On Saturday, Germany, France and Britain urged Iran to abandon its uranium metal development plan, calling it the “latest planned violation” of its 2015 nuclear deal with world powers. The purpose of the deal is to prevent Iran from developing a nuclear bomb, which Iran insists it does not want to do.

“Iran has no credible civilian use of uranium metal,” they said in a joint statement. “The production of uranium metal has potentially serious military implications.”

On Thursday, the IAEA said Iran had informed it that it had started installing equipment for the production of uranium metal. He said Tehran was maintaining its research and development plans for uranium metal production as part of its “stated goal of designing an improved type of fuel.”

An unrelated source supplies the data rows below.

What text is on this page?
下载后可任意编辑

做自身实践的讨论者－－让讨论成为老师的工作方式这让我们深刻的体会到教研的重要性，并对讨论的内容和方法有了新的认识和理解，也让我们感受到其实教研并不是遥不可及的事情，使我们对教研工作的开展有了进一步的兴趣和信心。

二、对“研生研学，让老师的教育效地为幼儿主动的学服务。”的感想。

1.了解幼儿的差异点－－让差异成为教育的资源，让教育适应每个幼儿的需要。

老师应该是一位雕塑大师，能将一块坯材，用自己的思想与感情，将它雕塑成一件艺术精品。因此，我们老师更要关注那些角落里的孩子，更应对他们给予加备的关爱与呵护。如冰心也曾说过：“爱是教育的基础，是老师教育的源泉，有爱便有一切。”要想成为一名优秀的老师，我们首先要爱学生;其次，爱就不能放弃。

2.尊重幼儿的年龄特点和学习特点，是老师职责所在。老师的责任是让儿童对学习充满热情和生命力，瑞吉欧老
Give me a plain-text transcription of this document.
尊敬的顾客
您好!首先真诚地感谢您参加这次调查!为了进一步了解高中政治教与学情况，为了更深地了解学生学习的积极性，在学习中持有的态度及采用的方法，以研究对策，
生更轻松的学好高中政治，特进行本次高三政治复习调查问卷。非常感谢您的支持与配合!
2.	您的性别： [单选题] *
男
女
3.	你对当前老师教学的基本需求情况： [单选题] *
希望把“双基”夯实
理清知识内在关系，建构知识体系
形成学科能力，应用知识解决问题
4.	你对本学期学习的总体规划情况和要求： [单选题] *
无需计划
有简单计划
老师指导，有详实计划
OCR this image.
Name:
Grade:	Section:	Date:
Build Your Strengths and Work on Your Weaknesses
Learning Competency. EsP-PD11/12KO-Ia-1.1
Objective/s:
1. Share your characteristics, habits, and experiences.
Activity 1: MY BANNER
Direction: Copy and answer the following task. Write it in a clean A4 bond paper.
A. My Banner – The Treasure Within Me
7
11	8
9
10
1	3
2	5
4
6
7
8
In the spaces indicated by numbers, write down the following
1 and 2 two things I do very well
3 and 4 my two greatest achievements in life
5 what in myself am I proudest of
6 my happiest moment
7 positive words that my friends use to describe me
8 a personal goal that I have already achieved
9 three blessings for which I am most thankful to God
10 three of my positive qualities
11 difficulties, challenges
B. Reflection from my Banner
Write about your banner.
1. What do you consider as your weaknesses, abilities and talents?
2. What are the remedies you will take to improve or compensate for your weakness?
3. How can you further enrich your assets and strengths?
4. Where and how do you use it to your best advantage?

Iran reacted to Sunday’s European statement saying that Iran informed the UN nuclear watchdog almost two decades ago of its plans for “peaceful and conventional” production of uranium metal. He also said he provided the agency with updated information two years ago on its plans to produce advanced silicide fuel.

The press release says that uranium metal is an “intermediate” in the manufacture of uranium silicide, a fuel used in nuclear reactors that is safer and has more energy capacity than oxide fuel. uranium, which Iran is currently producing.

The three European countries alongside the United States, Russia and China signed the 2015 nuclear agreement with Iran which banned the research and production of uranium metal.

In 2018, President Donald Trump unilaterally withdrew the United States from the Iran nuclear deal, in which Tehran agreed to limit its uranium enrichment in exchange for the lifting of economic sanctions. After the United States stepped up its sanctions, Iran gradually and publicly abandoned the agreement’s limits on its nuclear development.

President-elect Joe Biden, who was vice president when the deal was signed under the Obama administration, has said he hopes to bring the United States back to the deal.